Tips on using Mapviewer

  1. At the entry in Entrez of NCBI, you can link to the exact location on the chromosome sequence by clicking on Link and selecting Mapviewer. Look for the highlighted entry, and click on sv (sequence viewer).
  2. You will see a segment of sequence showing 2000 bases. The dark blue arrow represents the cDNA sequence, the light blue lines are bases on the gene but not the cDNA. Pay attention to where the circle and sharp ends are on the dark blue lines. That tells you the direction of transcription. Pay attention also to the numbers to see if they are going upward or downward. The two pieces of information cue you in as to the direction you are looking at on the chromosome. You can reverse the direction by clicking on View Reverse Complement
  3. To get more bases on the one page, change the 2000 number and click Refresh. You can also shift your view in either direction using the blue arrows either at the top or just below the sequence.
  4. When you reach the coding region, you will get the protein sequence as well.

Tips on using ClustalW:

  1. If you are using the program that is at the EBI site, be careful in submitting your sequences. It does not allow for even slight deviations. One way is to use the following format:

>Human_name_of_enzyme [notice the underlines keep the words together, now enter]

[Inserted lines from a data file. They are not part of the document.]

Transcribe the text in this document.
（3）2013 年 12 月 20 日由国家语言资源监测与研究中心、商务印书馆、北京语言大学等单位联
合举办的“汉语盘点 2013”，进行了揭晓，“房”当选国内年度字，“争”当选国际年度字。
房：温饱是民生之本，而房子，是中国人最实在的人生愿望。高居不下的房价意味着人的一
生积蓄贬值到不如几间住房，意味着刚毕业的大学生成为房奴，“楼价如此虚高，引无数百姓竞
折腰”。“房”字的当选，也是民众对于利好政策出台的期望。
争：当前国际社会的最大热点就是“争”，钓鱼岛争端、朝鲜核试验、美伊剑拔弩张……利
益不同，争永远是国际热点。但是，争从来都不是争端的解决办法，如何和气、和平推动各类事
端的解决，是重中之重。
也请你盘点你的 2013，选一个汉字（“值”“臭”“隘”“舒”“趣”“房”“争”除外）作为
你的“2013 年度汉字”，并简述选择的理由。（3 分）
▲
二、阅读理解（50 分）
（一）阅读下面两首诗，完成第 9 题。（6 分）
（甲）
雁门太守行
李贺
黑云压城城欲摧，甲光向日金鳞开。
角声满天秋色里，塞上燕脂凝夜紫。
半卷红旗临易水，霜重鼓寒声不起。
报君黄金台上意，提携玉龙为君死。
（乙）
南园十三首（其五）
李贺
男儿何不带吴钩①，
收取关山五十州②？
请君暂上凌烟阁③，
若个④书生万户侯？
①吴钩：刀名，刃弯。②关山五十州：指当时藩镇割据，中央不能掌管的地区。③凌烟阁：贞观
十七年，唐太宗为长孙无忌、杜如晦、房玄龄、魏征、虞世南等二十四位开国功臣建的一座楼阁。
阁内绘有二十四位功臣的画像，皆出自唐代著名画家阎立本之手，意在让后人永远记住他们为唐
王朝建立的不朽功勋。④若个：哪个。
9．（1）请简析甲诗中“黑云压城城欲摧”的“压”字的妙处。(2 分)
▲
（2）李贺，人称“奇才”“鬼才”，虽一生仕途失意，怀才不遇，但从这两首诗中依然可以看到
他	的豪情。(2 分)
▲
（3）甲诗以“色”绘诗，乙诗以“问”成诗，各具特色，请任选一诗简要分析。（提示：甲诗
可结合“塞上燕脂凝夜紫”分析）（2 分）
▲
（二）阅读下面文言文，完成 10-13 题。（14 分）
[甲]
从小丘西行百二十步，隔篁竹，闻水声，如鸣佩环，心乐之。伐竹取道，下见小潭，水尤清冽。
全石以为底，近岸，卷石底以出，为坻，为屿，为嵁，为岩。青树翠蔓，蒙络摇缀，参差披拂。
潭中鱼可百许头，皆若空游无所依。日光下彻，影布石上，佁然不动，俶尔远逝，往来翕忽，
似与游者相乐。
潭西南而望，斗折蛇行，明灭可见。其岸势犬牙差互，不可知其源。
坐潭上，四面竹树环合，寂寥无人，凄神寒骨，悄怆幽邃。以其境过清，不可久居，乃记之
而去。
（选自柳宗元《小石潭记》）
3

Give the Fasta format here. Delete any spaces at the end of the line and don’t leave any space at the end of the entry. Even if it looks blank, delete the blank space. Skip one line and enter the next.

>Rabbit_name_of_enzyme [follow the same procedure.

  1. Inspect the alignment by eye. Clustalw aligns the whole sequence, unlike Blast which looks at segments. Depending upon the parameters entered, sometimes multiple sequence alignment programs give too high a penalty for not starting at the same place. If that happens, repeat, trimming overhanging unaligned sequences but keep track of your numbers.